By contrast if the posterior is informative - even if it is far from the best solution - different moderately-size random samples are all likely to provide a reasonable representation of that distribution. The optimisation will therefore be directed to minimse the cost more reliably since it is less dependent on the particular values that happened to be included in the sample.

We conclude that the initial posterior must be informative even if it is a long way from the true solution.

The _analytic and _num plots are identical apart from using the analytic or the numerical solution to the KL divergence between two MVNs. The similarity between these results suggests that the numerical solution should be sufficient in cases where the prior and posterior cannot be represented as two MVN distributions.

The _corr and __nocorr plots were generated with and without a full posterior covariance matrix. In this case we see little difference between the two.

It is reassuring that the cost can converge under a wide variety of prior and posterior assumptions, however it is also useful to consider the effect of these variables on speed of convergence. The results below illustrate this:

Best cost achieved by prior and posterior combinations

This plot shows the epoch at which each voxel converged (to with 5% of its final values). The box plot show the median and IQR, while the circles show slow-converging outliers. For the reasons given above, non-informative posterior test cases were excluded from this plot.

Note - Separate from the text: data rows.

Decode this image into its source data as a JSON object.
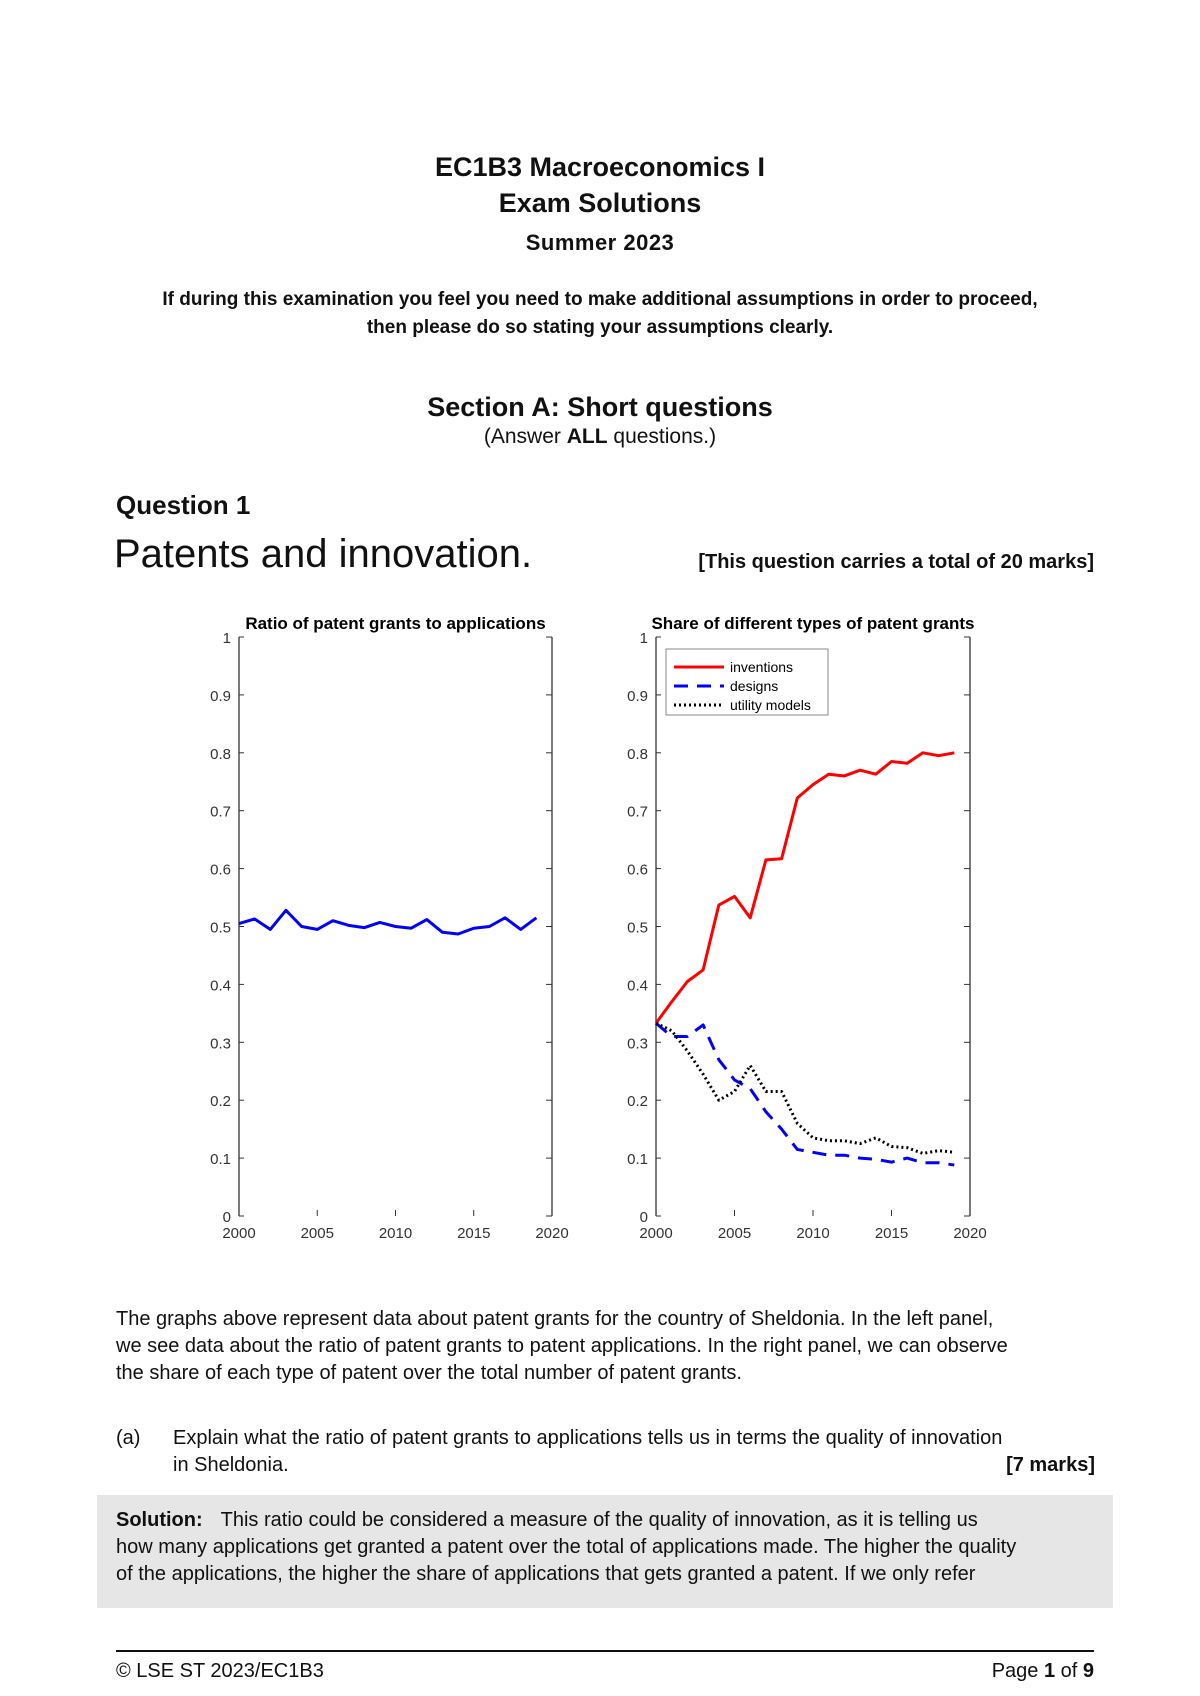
{
  "header": {
    "course": "EC1B3 Macroeconomics I",
    "doc": "Exam Solutions",
    "term": "Summer 2023",
    "instructions_line1": "If during this examination you feel you need to make additional assumptions in order to proceed,",
    "instructions_line2": "then please do so stating your assumptions clearly."
  },
  "section": {
    "title": "Section A: Short questions",
    "sub_pre": "(Answer ",
    "sub_bold": "ALL",
    "sub_post": " questions.)"
  },
  "question": {
    "label": "Question 1",
    "title": "Patents and innovation.",
    "marks": "[This question carries a total of 20 marks]"
  },
  "chart_data": [
    {
      "type": "line",
      "title": "Ratio of patent grants to applications",
      "xlim": [
        2000,
        2020
      ],
      "ylim": [
        0,
        1
      ],
      "xticks": [
        "2000",
        "2005",
        "2010",
        "2015",
        "2020"
      ],
      "yticks": [
        "0",
        "0.1",
        "0.2",
        "0.3",
        "0.4",
        "0.5",
        "0.6",
        "0.7",
        "0.8",
        "0.9",
        "1"
      ],
      "x": [
        2000,
        2001,
        2002,
        2003,
        2004,
        2005,
        2006,
        2007,
        2008,
        2009,
        2010,
        2011,
        2012,
        2013,
        2014,
        2015,
        2016,
        2017,
        2018,
        2019
      ],
      "series": [
        {
          "color": "#0000ff",
          "style": "solid",
          "values": [
            0.505,
            0.513,
            0.495,
            0.528,
            0.5,
            0.495,
            0.51,
            0.502,
            0.498,
            0.507,
            0.5,
            0.497,
            0.512,
            0.49,
            0.487,
            0.497,
            0.5,
            0.515,
            0.495,
            0.515
          ]
        }
      ]
    },
    {
      "type": "line",
      "title": "Share of different types of patent grants",
      "xlim": [
        2000,
        2020
      ],
      "ylim": [
        0,
        1
      ],
      "legend": "top-left",
      "xticks": [
        "2000",
        "2005",
        "2010",
        "2015",
        "2020"
      ],
      "yticks": [
        "0",
        "0.1",
        "0.2",
        "0.3",
        "0.4",
        "0.5",
        "0.6",
        "0.7",
        "0.8",
        "0.9",
        "1"
      ],
      "x": [
        2000,
        2001,
        2002,
        2003,
        2004,
        2005,
        2006,
        2007,
        2008,
        2009,
        2010,
        2011,
        2012,
        2013,
        2014,
        2015,
        2016,
        2017,
        2018,
        2019
      ],
      "series": [
        {
          "name": "inventions",
          "color": "#ff0000",
          "style": "solid",
          "values": [
            0.333,
            0.37,
            0.405,
            0.425,
            0.537,
            0.552,
            0.515,
            0.615,
            0.617,
            0.722,
            0.745,
            0.763,
            0.76,
            0.77,
            0.763,
            0.785,
            0.782,
            0.8,
            0.795,
            0.8
          ]
        },
        {
          "name": "designs",
          "color": "#0000ff",
          "style": "dashed",
          "values": [
            0.333,
            0.31,
            0.31,
            0.33,
            0.27,
            0.235,
            0.22,
            0.18,
            0.15,
            0.115,
            0.11,
            0.105,
            0.105,
            0.1,
            0.098,
            0.093,
            0.1,
            0.092,
            0.092,
            0.088
          ]
        },
        {
          "name": "utility models",
          "color": "#000000",
          "style": "dotted",
          "values": [
            0.333,
            0.32,
            0.285,
            0.245,
            0.2,
            0.215,
            0.26,
            0.215,
            0.215,
            0.16,
            0.135,
            0.13,
            0.13,
            0.125,
            0.135,
            0.12,
            0.118,
            0.108,
            0.113,
            0.11
          ]
        }
      ]
    }
  ],
  "intro": [
    "The graphs above represent data about patent grants for the country of Sheldonia. In the left panel,",
    "we see data about the ratio of patent grants to patent applications. In the right panel, we can observe",
    "the share of each type of patent over the total number of patent grants."
  ],
  "part_a": {
    "label": "(a)",
    "line1": "Explain what the ratio of patent grants to applications tells us in terms the quality of innovation",
    "line2": "in Sheldonia.",
    "marks": "[7 marks]"
  },
  "solution": {
    "label": "Solution:",
    "lines": [
      "This ratio could be considered a measure of the quality of innovation, as it is telling us",
      "how many applications get granted a patent over the total of applications made. The higher the quality",
      "of the applications, the higher the share of applications that gets granted a patent. If we only refer"
    ]
  },
  "footer": {
    "left": "© LSE ST 2023/EC1B3",
    "page_pre": "Page ",
    "page": "1",
    "page_mid": " of ",
    "pages": "9"
  }
}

It is clear that the main impact on convergence speed is the initial posterior. Where it is far from the true values (i_wrong) convergence is slowest. However this problem is much less obvious when the priors are informative as in this case the ‘wrong’ posterior values generate high latent cost as they are far from the ‘true’ prior values. This quickly guides the optimisation to the correct solution. Initialisation of the posterior from the data (where there is a reasonable method for doing this) is therefore recommended to improve convergence speed.

Numerical vs analytic evaluation of the KL divergence

In the results above we have used the analytic result for the KL divergence of two multivariate Gaussian distributions. In general where the posterior is not constrained to this distribution we need to use a numerical evaluation which involves the posterior sample. So it is useful to assess the effect of forcing the numerical method in this case, particularly in combination with variation in the sample size.

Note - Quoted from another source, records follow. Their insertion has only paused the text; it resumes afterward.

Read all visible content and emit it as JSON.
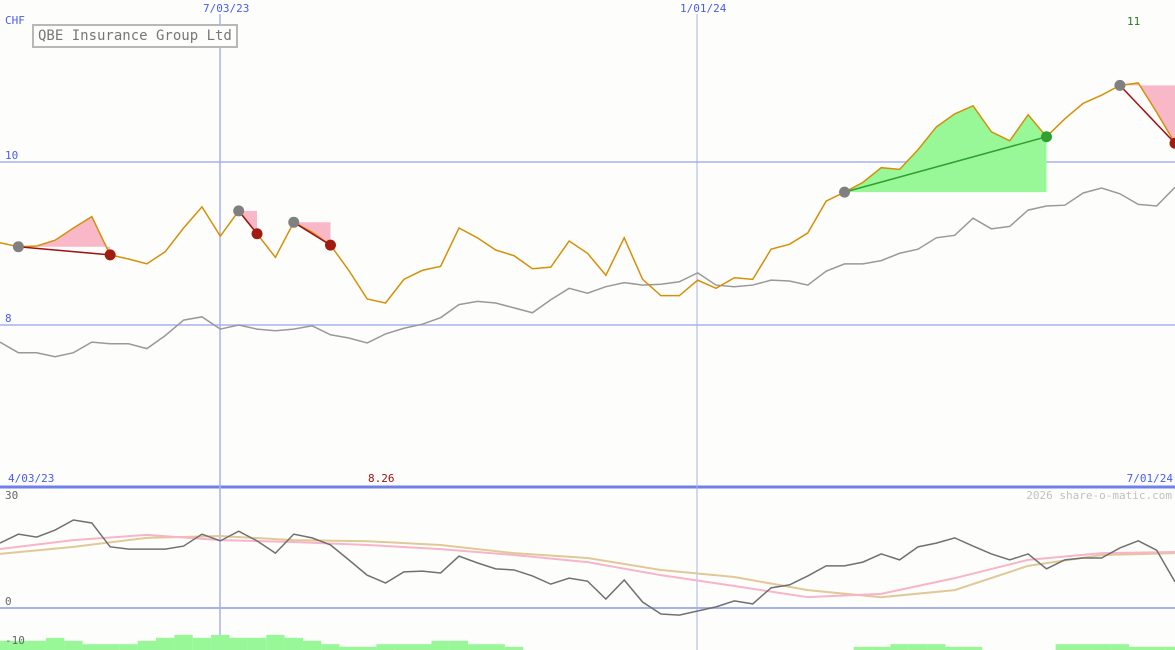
{
  "title": "QBE Insurance Group Ltd",
  "currency": "CHF",
  "last_price_label": "11",
  "low_label": "8.26",
  "watermark": "2026 share-o-matic.com",
  "date_labels": {
    "top_1": "7/03/23",
    "top_2": "1/01/24",
    "bottom_start": "4/03/23",
    "bottom_end": "7/01/24"
  },
  "colors": {
    "price": "#d4900a",
    "compare": "#999999",
    "indicator": "#707070",
    "ma_fast": "#f8b4c8",
    "ma_slow": "#e0c898",
    "histogram": "#98f898",
    "gain_fill": "#98f898",
    "loss_fill": "#f8b8c8",
    "grid": "#a8b0f0",
    "loss_line": "#a01010",
    "gain_line": "#30a030",
    "low_label": "#a01010",
    "last_label": "#208020"
  },
  "chart_data": [
    {
      "type": "line",
      "title": "QBE Insurance Group Ltd",
      "ylabel": "CHF",
      "x_range": [
        "4/03/23",
        "7/01/24"
      ],
      "x_ticks": [
        "7/03/23",
        "1/01/24"
      ],
      "y_ticks": [
        {
          "value": 8,
          "label": "8"
        },
        {
          "value": 10,
          "label": "10"
        }
      ],
      "ylim": [
        6.1,
        11.7
      ],
      "grid": true,
      "series": [
        {
          "key": "price",
          "values": [
            9.01,
            8.96,
            8.97,
            9.04,
            9.19,
            9.33,
            8.86,
            8.81,
            8.75,
            8.9,
            9.19,
            9.45,
            9.09,
            9.4,
            9.12,
            8.83,
            9.26,
            9.14,
            8.98,
            8.67,
            8.32,
            8.27,
            8.56,
            8.67,
            8.72,
            9.19,
            9.07,
            8.92,
            8.85,
            8.69,
            8.71,
            9.03,
            8.88,
            8.61,
            9.07,
            8.56,
            8.36,
            8.36,
            8.55,
            8.45,
            8.58,
            8.56,
            8.93,
            8.99,
            9.13,
            9.52,
            9.63,
            9.75,
            9.93,
            9.91,
            10.15,
            10.43,
            10.59,
            10.69,
            10.37,
            10.26,
            10.58,
            10.31,
            10.53,
            10.72,
            10.82,
            10.94,
            10.97,
            10.61,
            10.23
          ]
        },
        {
          "key": "compare",
          "values": [
            7.79,
            7.66,
            7.66,
            7.61,
            7.66,
            7.79,
            7.77,
            7.77,
            7.71,
            7.87,
            8.06,
            8.1,
            7.95,
            8.0,
            7.95,
            7.93,
            7.95,
            7.99,
            7.88,
            7.84,
            7.78,
            7.89,
            7.96,
            8.01,
            8.09,
            8.25,
            8.29,
            8.27,
            8.21,
            8.15,
            8.31,
            8.45,
            8.39,
            8.47,
            8.52,
            8.49,
            8.5,
            8.53,
            8.64,
            8.49,
            8.47,
            8.49,
            8.55,
            8.54,
            8.49,
            8.66,
            8.75,
            8.75,
            8.79,
            8.88,
            8.93,
            9.07,
            9.1,
            9.31,
            9.18,
            9.21,
            9.41,
            9.46,
            9.47,
            9.62,
            9.68,
            9.61,
            9.48,
            9.46,
            9.69
          ]
        }
      ],
      "signals": [
        {
          "start": 1,
          "end": 6,
          "result": "loss"
        },
        {
          "start": 13,
          "end": 14,
          "result": "loss"
        },
        {
          "start": 16,
          "end": 18,
          "result": "loss"
        },
        {
          "start": 46,
          "end": 57,
          "result": "gain"
        },
        {
          "start": 61,
          "end": 64,
          "result": "loss"
        }
      ]
    },
    {
      "type": "line",
      "y_ticks": [
        {
          "value": 30,
          "label": "30"
        },
        {
          "value": 0,
          "label": "0"
        },
        {
          "value": -10,
          "label": "-10"
        }
      ],
      "ylim": [
        -11.3,
        32
      ],
      "series": [
        {
          "key": "indicator",
          "values": [
            17.4,
            19.8,
            19.0,
            20.9,
            23.6,
            22.8,
            16.4,
            15.8,
            15.8,
            15.8,
            16.6,
            19.8,
            18.0,
            20.6,
            18.0,
            14.7,
            19.8,
            18.8,
            16.9,
            12.9,
            8.8,
            6.7,
            9.7,
            9.9,
            9.4,
            13.9,
            12.1,
            10.5,
            10.2,
            8.6,
            6.4,
            8.0,
            7.2,
            2.4,
            7.5,
            1.6,
            -1.6,
            -1.9,
            -0.8,
            0.3,
            1.9,
            1.1,
            5.4,
            6.2,
            8.6,
            11.3,
            11.3,
            12.3,
            14.5,
            12.9,
            16.4,
            17.4,
            18.8,
            16.6,
            14.5,
            12.9,
            14.5,
            10.5,
            12.9,
            13.4,
            13.4,
            16.1,
            18.0,
            15.5,
            7.0
          ]
        },
        {
          "key": "ma_fast",
          "values": [
            15.8,
            18.2,
            19.6,
            18.2,
            17.7,
            16.9,
            15.8,
            14.2,
            12.3,
            8.8,
            5.9,
            2.9,
            3.8,
            8.0,
            12.9,
            14.7,
            15.0
          ]
        },
        {
          "key": "ma_slow",
          "values": [
            14.5,
            16.4,
            18.8,
            19.3,
            18.2,
            17.9,
            16.9,
            14.7,
            13.4,
            10.2,
            8.3,
            4.8,
            2.9,
            4.8,
            11.3,
            14.2,
            14.7
          ]
        }
      ],
      "histogram": [
        -8.8,
        -8.8,
        -8.8,
        -8.0,
        -8.8,
        -9.7,
        -9.7,
        -9.7,
        -8.8,
        -8.0,
        -7.2,
        -8.0,
        -7.2,
        -8.0,
        -8.0,
        -7.2,
        -8.0,
        -8.8,
        -9.7,
        -10.4,
        -10.4,
        -9.7,
        -9.7,
        -9.7,
        -8.8,
        -8.8,
        -9.7,
        -9.7,
        -10.4,
        null,
        null,
        null,
        null,
        null,
        null,
        null,
        null,
        null,
        null,
        null,
        null,
        null,
        null,
        null,
        null,
        null,
        null,
        -10.4,
        -10.4,
        -9.7,
        -9.7,
        -9.7,
        -10.4,
        -10.4,
        null,
        null,
        null,
        null,
        -9.7,
        -9.7,
        -9.7,
        -9.7,
        -10.4,
        -10.4,
        -10.4
      ]
    }
  ]
}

Best cost achieved by analytic and numerical solution Best cost achieved by analytic and numerical solution

The absolute values of the free energy cannot be compared directly since some constant terms in the analytic solution are dropped from the calculation. The convergence properties with sample size, however, are closely similar even though part of the cost is independent of sample size in the analytic case.

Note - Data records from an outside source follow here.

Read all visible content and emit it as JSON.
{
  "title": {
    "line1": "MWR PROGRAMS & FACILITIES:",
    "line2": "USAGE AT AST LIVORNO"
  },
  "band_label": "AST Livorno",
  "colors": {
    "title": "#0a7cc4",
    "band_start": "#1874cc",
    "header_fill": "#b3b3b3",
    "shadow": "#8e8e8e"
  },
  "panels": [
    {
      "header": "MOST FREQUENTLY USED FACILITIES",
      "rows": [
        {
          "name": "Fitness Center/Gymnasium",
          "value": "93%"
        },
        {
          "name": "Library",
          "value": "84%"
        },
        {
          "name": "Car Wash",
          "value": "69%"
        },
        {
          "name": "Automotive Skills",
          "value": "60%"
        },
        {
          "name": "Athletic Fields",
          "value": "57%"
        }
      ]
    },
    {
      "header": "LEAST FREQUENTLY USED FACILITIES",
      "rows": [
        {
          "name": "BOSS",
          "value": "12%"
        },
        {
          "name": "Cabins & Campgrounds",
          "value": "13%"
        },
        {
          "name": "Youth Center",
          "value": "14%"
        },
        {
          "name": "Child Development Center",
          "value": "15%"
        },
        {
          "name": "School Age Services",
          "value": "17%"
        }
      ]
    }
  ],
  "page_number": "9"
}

We can also compare parameter convergence with sample size:

Convergence of amp1 by analytic and numerical solution Convergence of amp1 by analytic and numerical solution Convergence of amp1 by analytic and numerical solution Convergence of amp1 by analytic and numerical solution Convergence of r1 by analytic and numerical solution Convergence of r1 by analytic and numerical solution Convergence of r1 by analytic and numerical solution Convergence of r1 by analytic and numerical solution

In most cases the numerical and analytic solutions seem very similar, however in the case of the rate parameter we do not appear to get a converged result at NT=50 or 100 until we have a sample size of 100 when inferring covariance. This requires additional investigation since it is out of step with the remainder of the results.

Inference of covariance

The effect of inferring covariance or not has been shown throughout these tests. In general the effect is that convergence is more challenging with covariance as would be expected with the increased parameter space, and instabilities caused by small batch or sample sizes, or large learning rates, are exacerbated by the inclusion of covariance. It’s worth mentioning that the symmetry of the biexponential model would expect to generate significant parameter covariances.

A strategy of initially optimizing without covariance, and then restarting the optimization with the covariance parameters included is an obvious way to address this.